Like the beautiful crescent moon that adorns its cover, June Blumenson’s debut poetry collection, A Scythe of Moon (Kelsay Books), is a slim volume, hardly more than a chapbook. The thirty-three brief poems all seem drawn from Blumenson’s life, but illumi­nate different aspects of it. “At seventeen, I was blue-sky, don’t look back, fly-me-to-the-moon weightless,” she writes on one page (“Burgeon­ing”), while on another she is relaxing at a hotel in Sedona, where “I lick salt from the rim of margaritas / as if it were   earth” (“Vortex of Sedona”).

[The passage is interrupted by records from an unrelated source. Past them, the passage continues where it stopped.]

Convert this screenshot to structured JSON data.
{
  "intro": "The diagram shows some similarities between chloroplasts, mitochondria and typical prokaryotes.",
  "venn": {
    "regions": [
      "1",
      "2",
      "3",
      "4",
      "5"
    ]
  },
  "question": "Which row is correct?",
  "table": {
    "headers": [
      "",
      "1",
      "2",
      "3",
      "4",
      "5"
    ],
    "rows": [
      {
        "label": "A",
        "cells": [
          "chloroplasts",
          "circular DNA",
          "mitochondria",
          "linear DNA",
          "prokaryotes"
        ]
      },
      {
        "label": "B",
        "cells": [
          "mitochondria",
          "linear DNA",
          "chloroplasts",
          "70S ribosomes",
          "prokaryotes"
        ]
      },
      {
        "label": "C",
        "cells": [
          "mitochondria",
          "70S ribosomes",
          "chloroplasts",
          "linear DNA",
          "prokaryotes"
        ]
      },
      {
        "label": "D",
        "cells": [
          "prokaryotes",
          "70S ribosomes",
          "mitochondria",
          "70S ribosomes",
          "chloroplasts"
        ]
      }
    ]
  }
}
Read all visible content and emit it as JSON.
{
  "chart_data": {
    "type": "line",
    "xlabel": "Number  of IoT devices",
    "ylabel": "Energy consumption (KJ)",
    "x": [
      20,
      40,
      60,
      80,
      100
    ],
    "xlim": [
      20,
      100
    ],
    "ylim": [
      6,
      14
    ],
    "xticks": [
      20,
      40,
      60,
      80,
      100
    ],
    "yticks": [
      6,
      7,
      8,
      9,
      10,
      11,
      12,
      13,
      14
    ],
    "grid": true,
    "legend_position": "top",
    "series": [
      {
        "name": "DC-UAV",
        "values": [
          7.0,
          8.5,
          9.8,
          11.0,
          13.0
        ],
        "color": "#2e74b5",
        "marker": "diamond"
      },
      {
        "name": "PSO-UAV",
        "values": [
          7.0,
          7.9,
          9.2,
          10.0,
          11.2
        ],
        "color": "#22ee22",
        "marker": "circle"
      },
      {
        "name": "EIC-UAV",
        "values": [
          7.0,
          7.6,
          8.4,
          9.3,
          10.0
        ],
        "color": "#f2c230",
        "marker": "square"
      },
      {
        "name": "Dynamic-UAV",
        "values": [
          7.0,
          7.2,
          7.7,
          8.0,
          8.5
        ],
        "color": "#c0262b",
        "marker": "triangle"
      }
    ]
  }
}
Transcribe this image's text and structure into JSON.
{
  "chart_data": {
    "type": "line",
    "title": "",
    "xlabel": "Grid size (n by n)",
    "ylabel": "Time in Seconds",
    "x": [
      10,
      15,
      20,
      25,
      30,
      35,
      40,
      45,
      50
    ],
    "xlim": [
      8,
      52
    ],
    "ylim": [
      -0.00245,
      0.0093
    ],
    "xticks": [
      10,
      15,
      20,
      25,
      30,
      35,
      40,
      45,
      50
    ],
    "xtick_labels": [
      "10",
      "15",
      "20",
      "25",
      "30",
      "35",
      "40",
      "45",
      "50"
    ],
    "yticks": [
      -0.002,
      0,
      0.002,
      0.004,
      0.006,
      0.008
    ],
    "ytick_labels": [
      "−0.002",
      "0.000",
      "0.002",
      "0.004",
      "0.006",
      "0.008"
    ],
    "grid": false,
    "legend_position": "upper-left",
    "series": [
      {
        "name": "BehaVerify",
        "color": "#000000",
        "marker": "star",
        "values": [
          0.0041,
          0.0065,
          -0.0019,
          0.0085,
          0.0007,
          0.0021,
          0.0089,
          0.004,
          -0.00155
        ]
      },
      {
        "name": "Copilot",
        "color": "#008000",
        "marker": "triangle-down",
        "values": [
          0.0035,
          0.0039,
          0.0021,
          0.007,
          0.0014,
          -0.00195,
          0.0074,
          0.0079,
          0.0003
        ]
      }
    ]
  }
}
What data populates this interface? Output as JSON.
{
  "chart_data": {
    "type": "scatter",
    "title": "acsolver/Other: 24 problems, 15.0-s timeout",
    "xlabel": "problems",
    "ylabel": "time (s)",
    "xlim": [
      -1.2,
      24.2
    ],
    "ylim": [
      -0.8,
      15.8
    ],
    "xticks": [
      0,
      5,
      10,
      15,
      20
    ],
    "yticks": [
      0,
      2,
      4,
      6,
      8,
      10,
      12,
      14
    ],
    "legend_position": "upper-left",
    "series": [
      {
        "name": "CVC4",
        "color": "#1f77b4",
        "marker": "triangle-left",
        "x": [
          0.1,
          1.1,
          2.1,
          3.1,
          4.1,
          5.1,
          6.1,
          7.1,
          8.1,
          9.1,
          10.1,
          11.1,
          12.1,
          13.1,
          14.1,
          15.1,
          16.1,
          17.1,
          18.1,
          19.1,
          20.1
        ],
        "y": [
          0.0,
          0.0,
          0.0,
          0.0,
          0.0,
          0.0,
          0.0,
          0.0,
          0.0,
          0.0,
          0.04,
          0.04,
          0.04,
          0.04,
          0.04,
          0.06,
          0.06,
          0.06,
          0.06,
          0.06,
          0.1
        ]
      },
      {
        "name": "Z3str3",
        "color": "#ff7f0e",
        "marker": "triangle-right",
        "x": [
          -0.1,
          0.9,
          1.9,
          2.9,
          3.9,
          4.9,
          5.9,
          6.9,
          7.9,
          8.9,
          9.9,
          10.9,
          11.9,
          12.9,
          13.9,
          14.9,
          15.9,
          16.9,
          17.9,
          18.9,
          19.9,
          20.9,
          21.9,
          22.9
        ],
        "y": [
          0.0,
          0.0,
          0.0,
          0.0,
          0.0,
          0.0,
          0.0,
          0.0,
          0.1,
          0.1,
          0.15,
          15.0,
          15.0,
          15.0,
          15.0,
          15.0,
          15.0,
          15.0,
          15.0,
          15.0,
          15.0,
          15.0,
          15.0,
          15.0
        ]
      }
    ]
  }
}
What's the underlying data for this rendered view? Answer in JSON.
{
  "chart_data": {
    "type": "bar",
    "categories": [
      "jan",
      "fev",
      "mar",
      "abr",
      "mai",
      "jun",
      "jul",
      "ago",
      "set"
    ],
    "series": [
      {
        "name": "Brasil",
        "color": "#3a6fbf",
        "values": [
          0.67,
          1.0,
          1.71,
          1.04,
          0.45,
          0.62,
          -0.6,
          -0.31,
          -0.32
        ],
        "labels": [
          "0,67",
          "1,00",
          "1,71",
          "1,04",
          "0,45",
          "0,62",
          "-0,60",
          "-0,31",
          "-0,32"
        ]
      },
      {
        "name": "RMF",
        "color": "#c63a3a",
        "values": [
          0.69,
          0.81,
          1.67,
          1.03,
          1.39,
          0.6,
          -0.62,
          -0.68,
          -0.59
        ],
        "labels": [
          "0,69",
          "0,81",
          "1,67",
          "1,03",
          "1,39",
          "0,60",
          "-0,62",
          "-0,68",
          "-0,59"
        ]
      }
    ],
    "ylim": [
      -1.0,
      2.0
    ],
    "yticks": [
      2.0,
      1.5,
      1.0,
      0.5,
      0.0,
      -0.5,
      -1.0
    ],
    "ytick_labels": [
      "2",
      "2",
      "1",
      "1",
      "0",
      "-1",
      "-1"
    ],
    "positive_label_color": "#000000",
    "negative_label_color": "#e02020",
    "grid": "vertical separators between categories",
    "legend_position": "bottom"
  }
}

Elsewhere Blumenson, whose poem “Connected” can be found on page 8, muses on seasons (“Spring Equinox”), refugees (“Muses of the Lower World”) and reincarnated canines (“A Dog’s Life”). Like many debut collections, A Scythe of Moon is uneven, but shows a wax­ing promise of fullness. The highlight for me was the title poem with its theme of a haunted person:


You don’t have to climb attic

stairs in search of spectres

settled in dust. You have only

to receive the sun’s burst

upon your shoulder


Gwendolyn Jensen, another Whistling Shade contributor, writes of “the sea-tossed maddnesses of grief” in her poem “Each Day Your Death”. Indeed most of the poems in her chapbook Graceful Ghost (Birch Book Press) sur­round death, written by her or translated from the Italian poet Alda Merini by Chiara Frenquellucci. The Merini poems are vivid and surreal, their oddity heightened by the translation:


Don’t disappear into the blue,

one day I saw your hanging corpse

fixed in space, it seemed to be singing.


Jensen’s verse is more comprehensible, but equally imagistic, with subtle borrowings from Robert Frost, Wil­liam Blake, William Faulkner and George Herbert. The early poems in Graceful Ghost seem to be addressed to a living man:


that breath that comes from your glance

calls out an immediate name: your woman.

She is made of shadow and cyclamen,

she asks you your mystery

and you do not know how to give it

(“Listen, the Brief Pace of Things”)


Later the poems address the departed—though not always in a mourn­ful way. “Grief is how we keep the dead,” Jensen writes in “Grief”. And in the title poem, the dead have almost a living presence:


You are the kid who follows me

through the turnstile at the T,

coming through along with me

running joyous on a ticket

not his own.


Whistling Shade poetry editor Ethna McKiernan has her own otherworldly mus­ings in Swimming with Shadows (Salmon Poetry), her latest poetry collection. With a storyteller’s eye and a poet’s feeling McKiernan writes about lives broken and things vanished. A lost cat. A man living in a dumpster. A baby given up for adoption. She borrows a line from Edna St. Vin­cent Millay, but her "Oh World, I Cannot Hold Thee Close Enough" begins “And here I am on the porch roof, / just me and my addiction and the stars". But dark as these poems sometimes turn, McKiernan always provides us a way out. In "Come Back to the World" she com­mands us to


Leave the ruined realm

you inhabited those long years,

where bluebirds' silence hurt

and oceans never surged.


These poems may have personal shadings, but they are about everyone who has suffered loss, and they are both wise and beautiful.